What Role Does Enterprise Resource Planning Play In Supporting Globalization?

SSON / Shared Services & Outsourcing Network

ERP as an enabler

Companies world-wide are feeling the effects of global competition. Mergers and acquisitions, product line convergence, globalization and commoditization are affecting many industries. North American and European companies have been challenged by the introduction of lower priced products coming into their markets from countries with inexpensive labor, causing the trend in recent years toward Low Cost Country Sourcing (LCCS) in turn, introducing a higher level of complexity into the supply chain. In the meantime, some of these offshore companies, having grasped a foothold in more developed market share, have moved operations to these markets (e.g., the U.S.), yet are still managing to keep costs and prices low.

In order to grow and be profitable, today's companies must find a way to compete in the global economy.

Findings from the Aberdeen Group’s Globalization Strategies: ERP as an Enabler benchmark report show that companies are indeed expanding their business in all areas of the supply chain: Sourcing of raw materials or components takes the lead, with 73% of companies looking outside their borders, while 71% are selling their products and services to international markets. These two aspects represent the beginning and end of the supply chain, and are areas with a relatively low cost of entry. Establishing operating locations in foreign countries, on the other hand, can represent considerable investment both in terms of time and cost; yet 65% of respondents already have a global operating presence.

Due to the introduction of low cost competition, many companies are globalizing in order to exploit low cost sources of material and labor and thereby remain relevant in the market. Others are looking to expand into new markets and opportunities in order to increase market share.

Shared Services as a Globalization Strategy

How are companies dealing with the increased demands of a global supply chain? As operating locations proliferate, so do costs, and control can slip away. Many companies are addressing these issues by employing shared services for their major business operations. Shared services can eliminate redundancy and help to automate and reduce tasks. The centralized control also ensures that operations are consistent across all locations.

Many functions traditionally managed by Enterprise Resource Planning implementations are now being centralized as shared services. Finance functions in particular are most often shared, with 47% of respondents reporting that they use shared services for their accounts payable functions, 40% for accounts receivable, and 36% for planning and budgeting. However, without common infrastructure and centralized data management solutions, each operating location could be maintaining data in disparate applications, and duplicating efforts in order to record the same data into the corporate shared system. This leads to problems with data security and integration. If corporate functions like finance are shared but IT is not, then everybody will have a problem with interoperability.

Not surprisingly, IT operations are most commonly run as a shared service, and also act as the backbone for most successful shared services. Centralized IT functions lead to a common infrastructure and possibly common applications across all operating locations. Decisions are made with a broader view, as opposed to only considering the needs of each individual plant or operational silo.
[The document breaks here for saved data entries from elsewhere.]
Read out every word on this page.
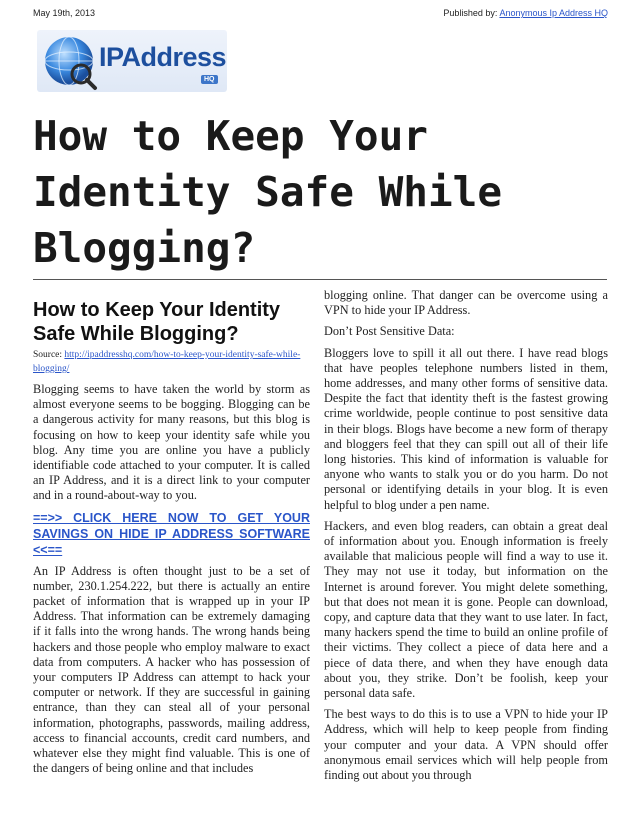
May 19th, 2013	Published by: Anonymous Ip Address HQ
IPAddress
HQ
How to Keep Your Identity Safe While Blogging?
How to Keep Your Identity Safe While Blogging?
Source: http://ipaddresshq.com/how-to-keep-your-identity-safe-while-blogging/

Blogging seems to have taken the world by storm as almost everyone seems to be bogging. Blogging can be a dangerous activity for many reasons, but this blog is focusing on how to keep your identity safe while you blog. Any time you are online you have a publicly identifiable code attached to your computer. It is called an IP Address, and it is a direct link to your computer and in a round-about-way to you.

==>> CLICK HERE NOW TO GET YOUR SAVINGS ON HIDE IP ADDRESS SOFTWARE <<==

An IP Address is often thought just to be a set of number, 230.1.254.222, but there is actually an entire packet of information that is wrapped up in your IP Address. That information can be extremely damaging if it falls into the wrong hands. The wrong hands being hackers and those people who employ malware to exact data from computers. A hacker who has possession of your computers IP Address can attempt to hack your computer or network. If they are successful in gaining entrance, than they can steal all of your personal information, photographs, passwords, mailing address, access to financial accounts, credit card numbers, and whatever else they might find valuable. This is one of the dangers of being online and that includes

blogging online. That danger can be overcome using a VPN to hide your IP Address.

Don’t Post Sensitive Data:

Bloggers love to spill it all out there. I have read blogs that have peoples telephone numbers listed in them, home addresses, and many other forms of sensitive data. Despite the fact that identity theft is the fastest growing crime worldwide, people continue to post sensitive data in their blogs. Blogs have become a new form of therapy and bloggers feel that they can spill out all of their life long histories. This kind of information is valuable for anyone who wants to stalk you or do you harm. Do not personal or identifying details in your blog. It is even helpful to blog under a pen name.

Hackers, and even blog readers, can obtain a great deal of information about you. Enough information is freely available that malicious people will find a way to use it. They may not use it today, but information on the Internet is around forever. You might delete something, but that does not mean it is gone. People can download, copy, and capture data that they want to use later. In fact, many hackers spend the time to build an online profile of their victims. They collect a piece of data here and a piece of data there, and when they have enough data about you, they strike. Don’t be foolish, keep your personal data safe.

The best ways to do this is to use a VPN to hide your IP Address, which will help to keep people from finding your computer and your data. A VPN should offer anonymous email services which will help people from finding out about you through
Enabling Shared Services With Standardized ERP

When ERP functions are being shared, an obvious obstacle is the number of disparate implementations that must be integrated. Aberdeen Group’s 2008 ERP in Manufacturing benchmark report found that companies have an average of 2.0 ERP implementations (more for larger companies), often because divisions are allowed to make their own ERP decisions or as a result of mergers and acquisitions. The Globalization Strategies survey found that "best-in-class" companies are 14% more likely than "industry average" and 2.1-times as likely as "laggard" companies to standardize their ERP implementation across the enterprise, a capability which becomes more critical as the number of operational locations grows along with company size. A single ERP package, or a single ERP instance even more so, can simplify the operation of shared services. However, the level of autonomy and heterogeneity between operating locations will impact the extent to which standardization is possible. In these cases, harmonizing charts of accounts, product, customers, and supplier codes will better enable interoperability and consolidated reporting across the enterprise.

About the Author

Cindy Jutras, Vice President & Group Director, Aberdeen Group, has over 30 years of business experience in manufacturing, ERP and supply chain management. She oversees research programs, products and services, as well as client development related to manufacturing for the Aberdeen Group.